The House of Lords Committee notes that all of the evidence it received suggests a “substantial increase” in the number of people with disabilities up to 2030. Its report warns of a 45% increase in the number of people with diabetes, a 50% increase in the incidence of arthritis, coronary heart disease and stroke and an overwhelming 80% increase in cases of dementia.
This set of numbers was supplied by Professor Carol Jagger from Newcastle University, who in fact assumes no change in the prevalence of disability, merely an increase in the size of the older population. It is, as it were, an optimistic scenario.
What about the Government’s plans to reform social care?
Lord Filkin insisted that, while the Government has taken steps to protect people from the excessive costs of social care (which, unlike the NHS, is not a free service for most people), its reforms – based on the recommendations of the economist Andrew Dilnot – wouldn’t help the vast majority of people who weren’t being adequately cared for at the moment.
Crucially, the plan to introduce a £75,000 cap on care fees “didn’t bring any significant new money into the social care system”.
As we’ve discussed previously, many local councils, dealing with cuts to their budget, have rationed their social care provision. According to a recent survey, 83% of local authorities only support people with “critical” or “severe” needs. This means that anybody who’s assessed as having “moderate” needs is, effectively, left to fend for themselves. There have been several attempts to estimate the size of this “unmet” need.
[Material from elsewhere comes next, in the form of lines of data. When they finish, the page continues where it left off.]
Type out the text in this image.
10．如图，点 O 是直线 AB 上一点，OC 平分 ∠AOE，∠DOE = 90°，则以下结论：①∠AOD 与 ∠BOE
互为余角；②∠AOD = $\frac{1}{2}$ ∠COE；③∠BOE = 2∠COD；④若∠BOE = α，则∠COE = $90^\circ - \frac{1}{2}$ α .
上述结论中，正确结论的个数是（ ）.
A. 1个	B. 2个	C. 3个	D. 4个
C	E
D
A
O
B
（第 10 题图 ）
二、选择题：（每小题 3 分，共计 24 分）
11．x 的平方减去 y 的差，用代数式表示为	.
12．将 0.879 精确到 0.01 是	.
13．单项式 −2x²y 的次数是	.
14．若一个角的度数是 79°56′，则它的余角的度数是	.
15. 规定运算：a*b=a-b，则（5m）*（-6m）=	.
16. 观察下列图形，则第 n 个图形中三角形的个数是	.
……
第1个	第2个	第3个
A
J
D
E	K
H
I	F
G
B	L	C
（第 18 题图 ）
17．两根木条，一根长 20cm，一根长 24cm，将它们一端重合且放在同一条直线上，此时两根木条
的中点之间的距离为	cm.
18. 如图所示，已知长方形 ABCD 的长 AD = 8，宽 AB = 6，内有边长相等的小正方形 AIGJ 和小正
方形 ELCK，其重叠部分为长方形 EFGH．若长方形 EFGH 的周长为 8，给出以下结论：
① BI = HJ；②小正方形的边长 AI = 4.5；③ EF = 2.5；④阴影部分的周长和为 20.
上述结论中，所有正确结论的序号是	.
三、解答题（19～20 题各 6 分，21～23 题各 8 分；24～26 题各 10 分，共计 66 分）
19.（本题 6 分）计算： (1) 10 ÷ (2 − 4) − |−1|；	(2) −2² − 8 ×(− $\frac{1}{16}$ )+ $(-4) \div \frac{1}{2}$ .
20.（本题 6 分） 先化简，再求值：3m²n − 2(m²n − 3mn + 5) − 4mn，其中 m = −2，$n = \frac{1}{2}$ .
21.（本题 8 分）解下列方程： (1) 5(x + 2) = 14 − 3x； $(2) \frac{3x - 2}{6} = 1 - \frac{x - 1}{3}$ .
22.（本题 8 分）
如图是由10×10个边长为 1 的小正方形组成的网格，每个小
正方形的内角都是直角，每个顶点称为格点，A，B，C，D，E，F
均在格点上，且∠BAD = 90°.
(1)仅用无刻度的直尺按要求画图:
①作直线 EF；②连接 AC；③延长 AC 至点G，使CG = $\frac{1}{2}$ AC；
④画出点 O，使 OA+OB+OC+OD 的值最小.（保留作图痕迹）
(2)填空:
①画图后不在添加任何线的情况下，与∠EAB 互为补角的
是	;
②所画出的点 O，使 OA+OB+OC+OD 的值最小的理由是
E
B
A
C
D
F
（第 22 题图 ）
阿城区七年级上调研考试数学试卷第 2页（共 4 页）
More often than not, the people neglected by the social care system will end up in hospital. Take a simple example: if there’s no one there to help you out of bed and down the stairs, you’re more likely to break your hip and spend time on a hospital ward.
The report from the House of Lords Committee concludes that the Government and society at large are “woefully underprepared” for the demands imposed by an ageing population. It recommends that, when it comes to the management of our health and social care system, “all political parties will need to rethink this issue”.
The Coalition has signalled its intent to maintain a distinction between the NHS and the social care service provided by local authorities. Under its plans, healthcare will continue to be free at the point of use and a service provided at public expense while social care will mainly be financed through private contributions (either by direct payments or via an insurance policy).
At the same time, the Labour party has outlined its vision for “whole person care” and the integration of our health and social care systems. This approach is more in line with the House of Lords Committee’s recommendation that “healthcare and social care must be commissioned and funded jointly”.
This report also makes clear that an ageing population has a lot to offer the rest of society. But if the Silver Age is to be one to celebrate, we need to ensure that we are enabling an older generation to spend more years living in health, and contributing to the public good.